Suppose retrieval did its job and handed the model the right passages. The model can still produce an answer the passages don't actually back up. It might blend the retrieved text with something half-remembered from training. It might stretch a passage to cover a question it doesn't quite address. It might be handed nothing useful and, instead of saying "I don't know," fill the silence with a plausible guess.

That instruction from Phase 2 - "if the answer isn't in the passages, say you don't know" - reduces this. It does not eliminate it. Models are built to be helpful, and "helpful" and "honest about not knowing" are in tension. Under pressure, helpfulness often wins.

This is the failure that erodes trust fastest, because the answer sounds grounded - it's fluent, it's specific, it may even carry a citation that, on a click, doesn't actually say what the answer claims. What it looks like: confident claims that aren't in the cited source, details that go beyond what the passages contain, an answer where there should have been an honest "I couldn't find this."

The real defense is to check the citations, not the prose. A good RAG system shows you the exact passages it used. The discipline - for you and for anyone relying on the tool - is to read those passages, not the AI's summary, whenever the answer matters. If the system can't show its sources, treat its answers like a confident stranger's: possibly right, not to be trusted on anything that counts.
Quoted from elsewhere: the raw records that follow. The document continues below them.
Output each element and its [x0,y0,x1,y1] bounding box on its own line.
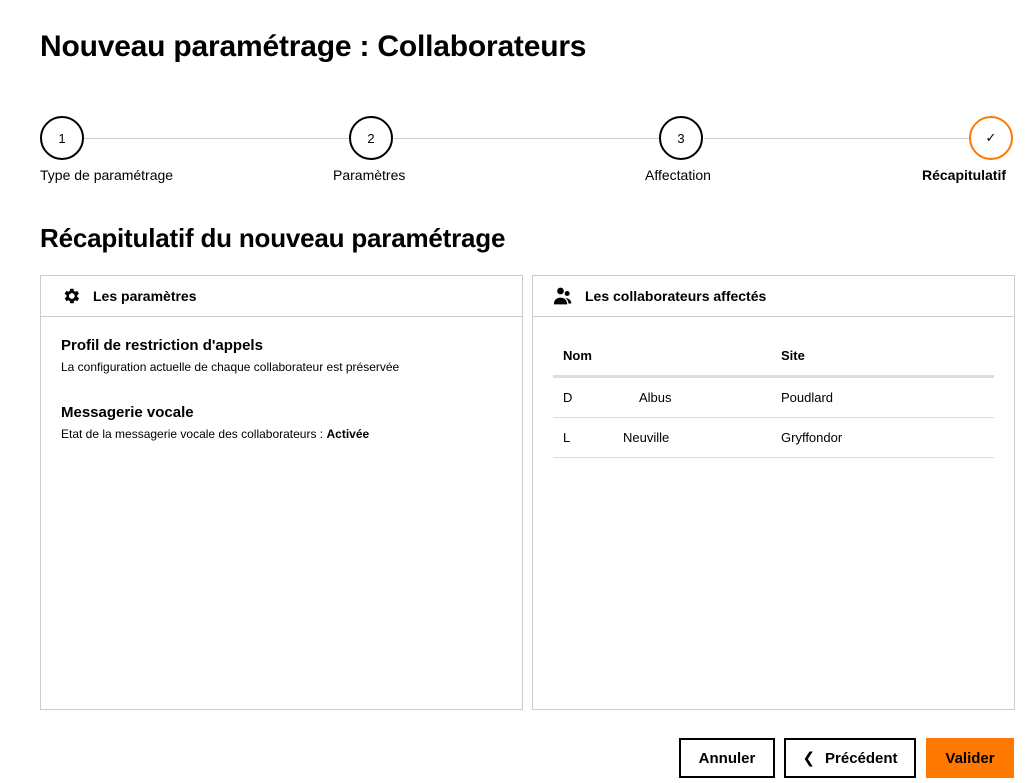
summary-title: Récapitulatif du nouveau paramétrage [40,223,506,253]
collaborators-panel: Les collaborateurs affectés Nom Site D A… [532,275,1015,710]
step-2-circle[interactable]: 2 [349,116,393,160]
param-value: Activée [326,427,370,441]
column-header-site[interactable]: Site [781,348,805,363]
previous-button[interactable]: ❮ Précédent [784,738,916,778]
collaborators-panel-header: Les collaborateurs affectés [533,276,1014,317]
cell-prenom: Albus [639,390,672,405]
cell-prenom: Neuville [623,430,670,445]
column-header-nom[interactable]: Nom [563,348,592,363]
cancel-button[interactable]: Annuler [679,738,775,778]
step-3-circle[interactable]: 3 [659,116,703,160]
page-title: Nouveau paramétrage : Collaborateurs [40,30,587,63]
param-description: Etat de la messagerie vocale des collabo… [61,427,370,441]
param-call-restriction: Profil de restriction d'appels La config… [61,337,399,374]
table-row: D Albus Poudlard [553,378,994,418]
table-header: Nom Site [553,336,994,378]
step-3-label: Affectation [645,167,711,183]
stepper-connector [394,138,659,139]
param-voicemail: Messagerie vocale Etat de la messagerie … [61,404,369,441]
step-4-circle: ✓ [969,116,1013,160]
validate-button[interactable]: Valider [926,738,1014,778]
gear-icon [64,288,80,304]
params-panel-title: Les paramètres [93,288,197,304]
cell-site: Gryffondor [781,430,843,445]
checkmark-icon: ✓ [985,130,997,145]
param-title: Profil de restriction d'appels [61,337,263,354]
stepper: 1 2 3 ✓ Type de paramétrage Paramètres A… [0,116,1034,186]
cell-nom: L [563,430,571,445]
step-2-label: Paramètres [333,167,406,183]
step-1-label: Type de paramétrage [40,167,174,183]
stepper-connector [84,138,349,139]
param-title: Messagerie vocale [61,404,194,421]
stepper-connector [704,138,969,139]
cell-nom: D [563,390,573,405]
users-icon [553,287,572,305]
param-description: La configuration actuelle de chaque coll… [61,360,400,374]
params-panel: Les paramètres Profil de restriction d'a… [40,275,523,710]
table-row: L Neuville Gryffondor [553,418,994,458]
chevron-left-icon: ❮ [802,750,816,767]
step-1-circle[interactable]: 1 [40,116,84,160]
cell-site: Poudlard [781,390,834,405]
collaborators-table: Nom Site D Albus Poudlard L Neuville Gry… [553,336,994,458]
params-panel-header: Les paramètres [41,276,522,317]
collaborators-panel-title: Les collaborateurs affectés [585,288,767,304]
step-4-label: Récapitulatif [922,167,1007,183]
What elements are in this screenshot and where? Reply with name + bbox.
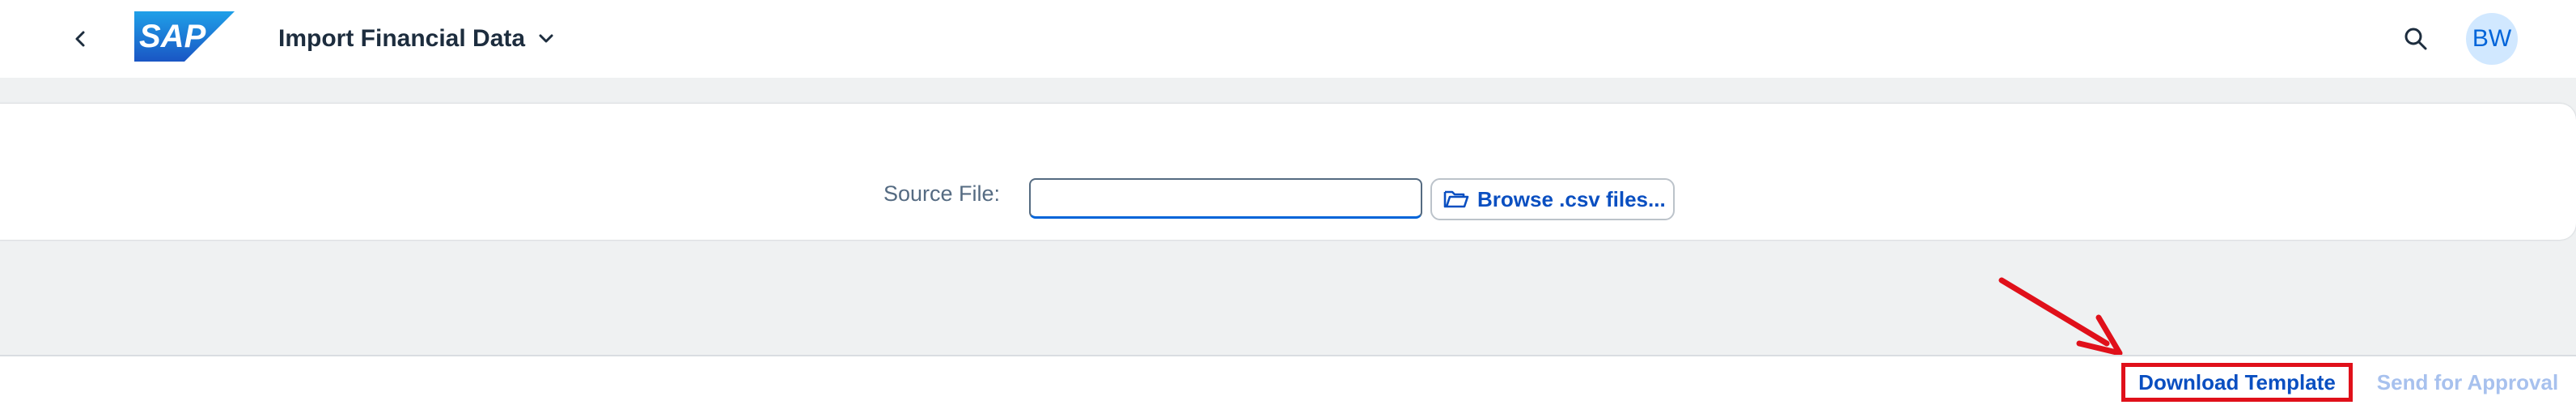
chevron-down-icon bbox=[536, 29, 556, 49]
form-panel bbox=[0, 104, 2576, 240]
back-button[interactable] bbox=[61, 19, 100, 58]
download-template-button[interactable]: Download Template bbox=[2121, 363, 2353, 402]
shell-bar: SAP Import Financial Data BW bbox=[0, 0, 2576, 78]
avatar[interactable]: BW bbox=[2466, 13, 2518, 65]
browse-csv-label: Browse .csv files... bbox=[1477, 186, 1666, 211]
sap-logo: SAP bbox=[134, 11, 235, 62]
browse-csv-button[interactable]: Browse .csv files... bbox=[1430, 178, 1675, 220]
open-folder-icon bbox=[1443, 188, 1469, 211]
send-for-approval-button[interactable]: Send for Approval bbox=[2371, 363, 2565, 402]
app-title-menu[interactable]: Import Financial Data bbox=[278, 21, 556, 57]
page-title: Import Financial Data bbox=[278, 25, 526, 52]
search-icon bbox=[2404, 28, 2427, 50]
source-file-label: Source File: bbox=[883, 181, 1001, 206]
annotation-arrow bbox=[1998, 277, 2123, 356]
search-button[interactable] bbox=[2396, 19, 2435, 58]
source-file-input[interactable] bbox=[1029, 178, 1422, 219]
sap-logo-text: SAP bbox=[139, 19, 206, 54]
chevron-left-icon bbox=[75, 31, 85, 47]
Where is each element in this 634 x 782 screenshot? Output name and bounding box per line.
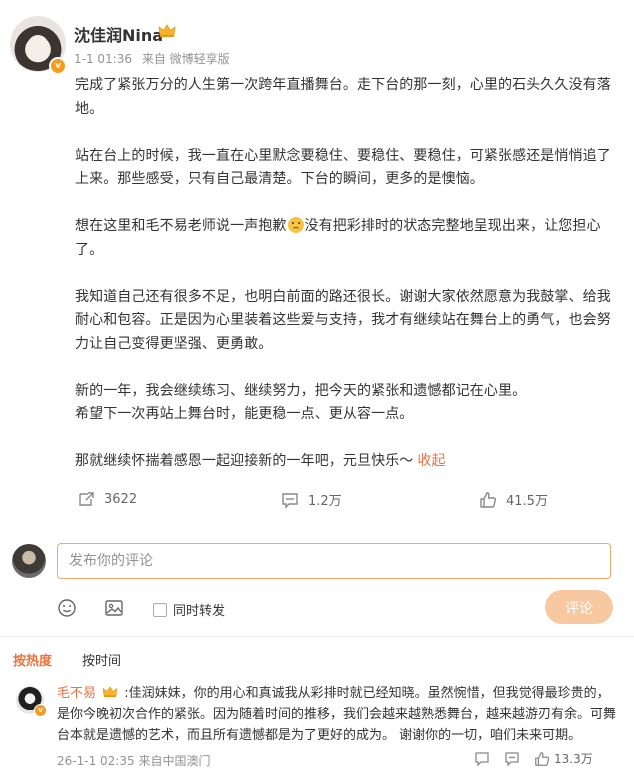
weibo-post: v 沈佳润Nina 1-1 01:36 来自 微博轻享版 完成了紧张万分的人生第… <box>0 0 634 782</box>
image-icon[interactable] <box>104 598 124 618</box>
post-text: 想在这里和毛不易老师说一声抱歉 <box>75 218 287 234</box>
post-actions: 3622 1.2万 41.5万 <box>75 490 615 514</box>
verified-badge-icon: v <box>49 57 67 75</box>
comment-reply-icon[interactable] <box>504 751 520 767</box>
like-icon <box>480 491 497 508</box>
post-time[interactable]: 1-1 01:36 <box>74 52 132 66</box>
sad-emoji-icon <box>287 217 304 233</box>
crown-icon <box>158 24 176 37</box>
post-content: 完成了紧张万分的人生第一次跨年直播舞台。走下台的那一刻，心里的石头久久没有落地。… <box>75 74 623 474</box>
repost-checkbox[interactable] <box>153 602 167 617</box>
repost-toggle[interactable]: 同时转发 <box>153 600 225 619</box>
post-paragraph: 希望下一次再站上舞台时，能更稳一点、更从容一点。 <box>75 406 414 422</box>
like-icon <box>535 751 550 766</box>
repost-count: 3622 <box>104 491 138 507</box>
tab-sort-by-hot[interactable]: 按热度 <box>13 650 52 669</box>
post-header: v 沈佳润Nina 1-1 01:36 来自 微博轻享版 <box>10 14 630 75</box>
commenter-name[interactable]: 毛不易 <box>57 686 96 701</box>
repost-label: 同时转发 <box>173 604 226 619</box>
comment-meta: 26-1-1 02:35 来自中国澳门 <box>57 752 210 769</box>
author-name[interactable]: 沈佳润Nina <box>74 22 163 46</box>
current-user-avatar <box>12 544 46 578</box>
comment-button[interactable]: 1.2万 <box>281 490 342 509</box>
composer-toolbar: 同时转发 评论 <box>57 590 617 624</box>
comment-text: :佳润妹妹，你的用心和真诚我从彩排时就已经知晓。虽然惋惜，但我觉得最珍贵的，是你… <box>57 686 617 743</box>
post-paragraph: 新的一年，我会继续练习、继续努力，把今天的紧张和遗憾都记在心里。 <box>75 382 527 399</box>
post-paragraph: 我知道自己还有很多不足，也明白前面的路还很长。谢谢大家依然愿意为我鼓掌、给我耐心… <box>75 288 611 352</box>
post-text: 那就继续怀揣着感恩一起迎接新的一年吧，元旦快乐～ <box>75 453 414 469</box>
emoji-icon[interactable] <box>57 598 77 618</box>
comment-count: 1.2万 <box>308 494 342 509</box>
post-paragraph: 完成了紧张万分的人生第一次跨年直播舞台。走下台的那一刻，心里的石头久久没有落地。 <box>75 77 611 117</box>
repost-button[interactable]: 3622 <box>77 490 137 508</box>
post-paragraph: 站在台上的时候，我一直在心里默念要稳住、要稳住、要稳住，可紧张感还是悄悄追了上来… <box>75 147 611 188</box>
post-paragraph: 那就继续怀揣着感恩一起迎接新的一年吧，元旦快乐～ 收起 <box>75 450 623 474</box>
comment-input[interactable] <box>57 543 611 579</box>
comment-item: v 毛不易 :佳润妹妹，你的用心和真诚我从彩排时就已经知晓。虽然惋惜，但我觉得最… <box>12 680 626 780</box>
comment-like-button[interactable]: 13.3万 <box>534 750 593 767</box>
comment-composer: 同时转发 评论 <box>0 538 634 630</box>
comment-time: 26-1-1 02:35 <box>57 754 135 768</box>
comment-actions: 13.3万 <box>474 750 593 767</box>
post-meta: 1-1 01:36 来自 微博轻享版 <box>74 50 236 67</box>
verified-badge-icon: v <box>34 704 47 717</box>
crown-icon <box>102 686 118 698</box>
submit-comment-button[interactable]: 评论 <box>545 590 613 624</box>
avatar-face <box>27 35 49 59</box>
post-source: 来自 微博轻享版 <box>141 52 230 66</box>
post-paragraph: 想在这里和毛不易老师说一声抱歉 没有把彩排时的状态完整地呈现出来，让您担心了。 <box>75 215 623 262</box>
comment-like-count: 13.3万 <box>554 752 593 766</box>
section-divider <box>0 636 634 637</box>
comment-body: 毛不易 :佳润妹妹，你的用心和真诚我从彩排时就已经知晓。虽然惋惜，但我觉得最珍贵… <box>57 683 617 746</box>
like-button[interactable]: 41.5万 <box>479 490 548 509</box>
tab-sort-by-time[interactable]: 按时间 <box>82 650 121 669</box>
like-count: 41.5万 <box>506 494 548 509</box>
repost-icon <box>79 492 94 506</box>
comment-icon <box>282 492 298 509</box>
author-avatar[interactable]: v <box>10 16 67 75</box>
collapse-link[interactable]: 收起 <box>417 453 445 469</box>
comment-sort-tabs: 按热度 按时间 <box>13 650 121 669</box>
comment-source: 来自中国澳门 <box>138 754 211 768</box>
more-icon[interactable] <box>474 751 490 767</box>
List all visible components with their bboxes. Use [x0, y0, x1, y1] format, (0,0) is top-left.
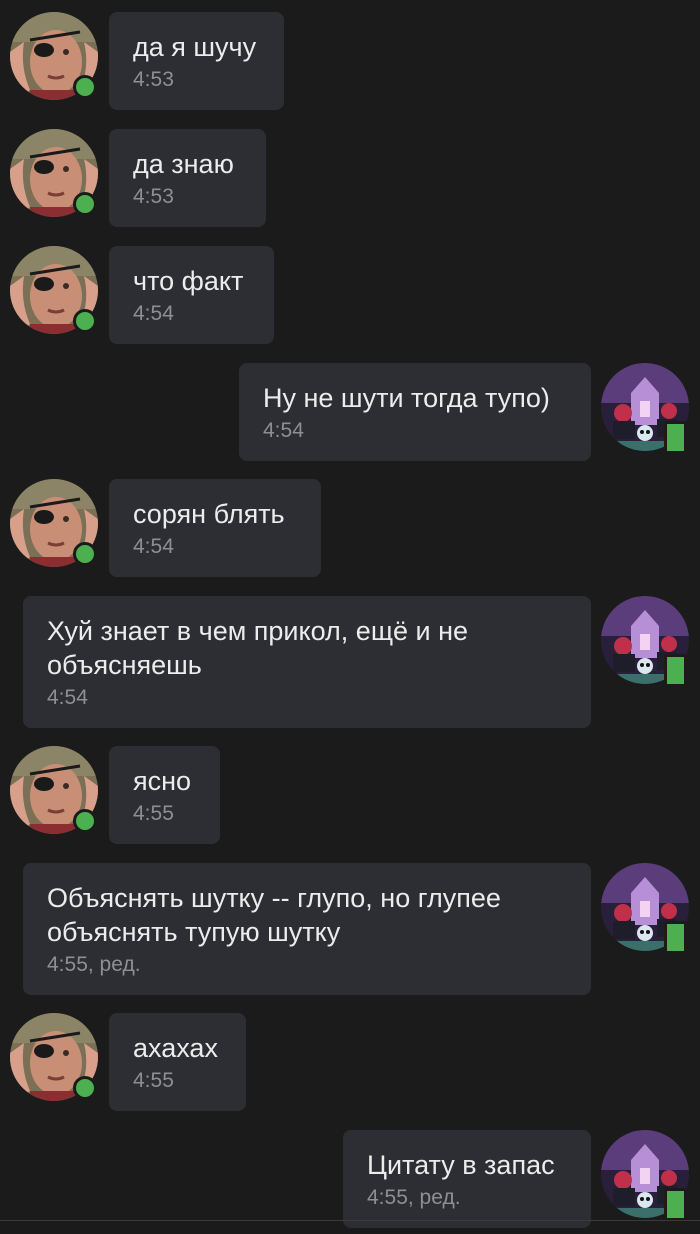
message-time: 4:55, ред. — [367, 1186, 461, 1209]
message-text: что факт — [133, 266, 244, 296]
message-list[interactable]: да я шучу 4:53 да знаю 4:53 что факт 4:5… — [0, 0, 700, 1228]
message-bubble[interactable]: Цитату в запас 4:55, ред. — [343, 1130, 591, 1228]
online-dot-icon — [73, 542, 97, 566]
message-time: 4:55 — [133, 802, 174, 825]
bottom-divider — [0, 1220, 700, 1221]
mobile-online-icon — [664, 654, 687, 687]
mobile-online-icon — [664, 921, 687, 954]
my-avatar[interactable] — [601, 863, 689, 954]
message-bubble[interactable]: Хуй знает в чем прикол, ещё и не объясня… — [23, 596, 591, 728]
message-time: 4:55, ред. — [47, 953, 141, 976]
incoming-message: сорян блять 4:54 — [0, 479, 700, 577]
incoming-message: что факт 4:54 — [0, 246, 700, 344]
message-bubble[interactable]: да знаю 4:53 — [109, 129, 266, 227]
online-dot-icon — [73, 1076, 97, 1100]
message-text: да я шучу — [133, 32, 257, 62]
message-text: Объяснять шутку -- глупо, но глупее объя… — [47, 883, 501, 947]
message-text: сорян блять — [133, 499, 285, 529]
message-text: Цитату в запас — [367, 1150, 555, 1180]
message-time: 4:54 — [263, 419, 304, 442]
sender-avatar[interactable] — [10, 12, 98, 100]
outgoing-message: Цитату в запас 4:55, ред. — [0, 1130, 700, 1228]
message-text: ясно — [133, 766, 192, 796]
message-time: 4:54 — [133, 535, 174, 558]
incoming-message: ахахах 4:55 — [0, 1013, 700, 1111]
message-text: да знаю — [133, 149, 234, 179]
message-time: 4:53 — [133, 68, 174, 91]
message-bubble[interactable]: сорян блять 4:54 — [109, 479, 321, 577]
my-avatar[interactable] — [601, 596, 689, 687]
sender-avatar[interactable] — [10, 1013, 98, 1101]
outgoing-message: Объяснять шутку -- глупо, но глупее объя… — [0, 863, 700, 995]
online-dot-icon — [73, 75, 97, 99]
sender-avatar[interactable] — [10, 246, 98, 334]
message-text: ахахах — [133, 1033, 218, 1063]
mobile-online-icon — [664, 421, 687, 454]
outgoing-message: Хуй знает в чем прикол, ещё и не объясня… — [0, 596, 700, 728]
message-text: Ну не шути тогда тупо) — [263, 383, 550, 413]
message-time: 4:54 — [133, 302, 174, 325]
message-bubble[interactable]: что факт 4:54 — [109, 246, 274, 344]
my-avatar[interactable] — [601, 363, 689, 454]
sender-avatar[interactable] — [10, 746, 98, 834]
message-bubble[interactable]: Объяснять шутку -- глупо, но глупее объя… — [23, 863, 591, 995]
my-avatar[interactable] — [601, 1130, 689, 1221]
message-bubble[interactable]: да я шучу 4:53 — [109, 12, 284, 110]
incoming-message: да знаю 4:53 — [0, 129, 700, 227]
online-dot-icon — [73, 809, 97, 833]
message-text: Хуй знает в чем прикол, ещё и не объясня… — [47, 616, 469, 680]
message-time: 4:55 — [133, 1069, 174, 1092]
message-time: 4:54 — [47, 686, 88, 709]
incoming-message: да я шучу 4:53 — [0, 12, 700, 110]
message-bubble[interactable]: ахахах 4:55 — [109, 1013, 246, 1111]
outgoing-message: Ну не шути тогда тупо) 4:54 — [0, 363, 700, 461]
online-dot-icon — [73, 192, 97, 216]
message-bubble[interactable]: ясно 4:55 — [109, 746, 220, 844]
online-dot-icon — [73, 309, 97, 333]
mobile-online-icon — [664, 1188, 687, 1221]
sender-avatar[interactable] — [10, 129, 98, 217]
sender-avatar[interactable] — [10, 479, 98, 567]
message-time: 4:53 — [133, 185, 174, 208]
message-bubble[interactable]: Ну не шути тогда тупо) 4:54 — [239, 363, 591, 461]
incoming-message: ясно 4:55 — [0, 746, 700, 844]
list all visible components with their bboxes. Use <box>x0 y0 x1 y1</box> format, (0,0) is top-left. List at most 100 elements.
The diagnostic, in one table

When a RAG answer is wrong, it's almost always one of these. Walk them in order:

Symptom	Likely culprit
Half-right, misses the exception	Bad chunking
Was right months ago, wrong now	Stale data
Right topic, wrong specifics	Wrong passages retrieved
Confident claim not in the source	Ungrounded answer

RAG is the right tool for "answer from our documents," and when it's built and maintained with care it's genuinely useful. But it is a pipeline of four fallible steps, not a black box that knows things. Understanding where it breaks is what lets you use it without getting burned - and what lets you ask the right question of any RAG product before you trust it with anything that matters.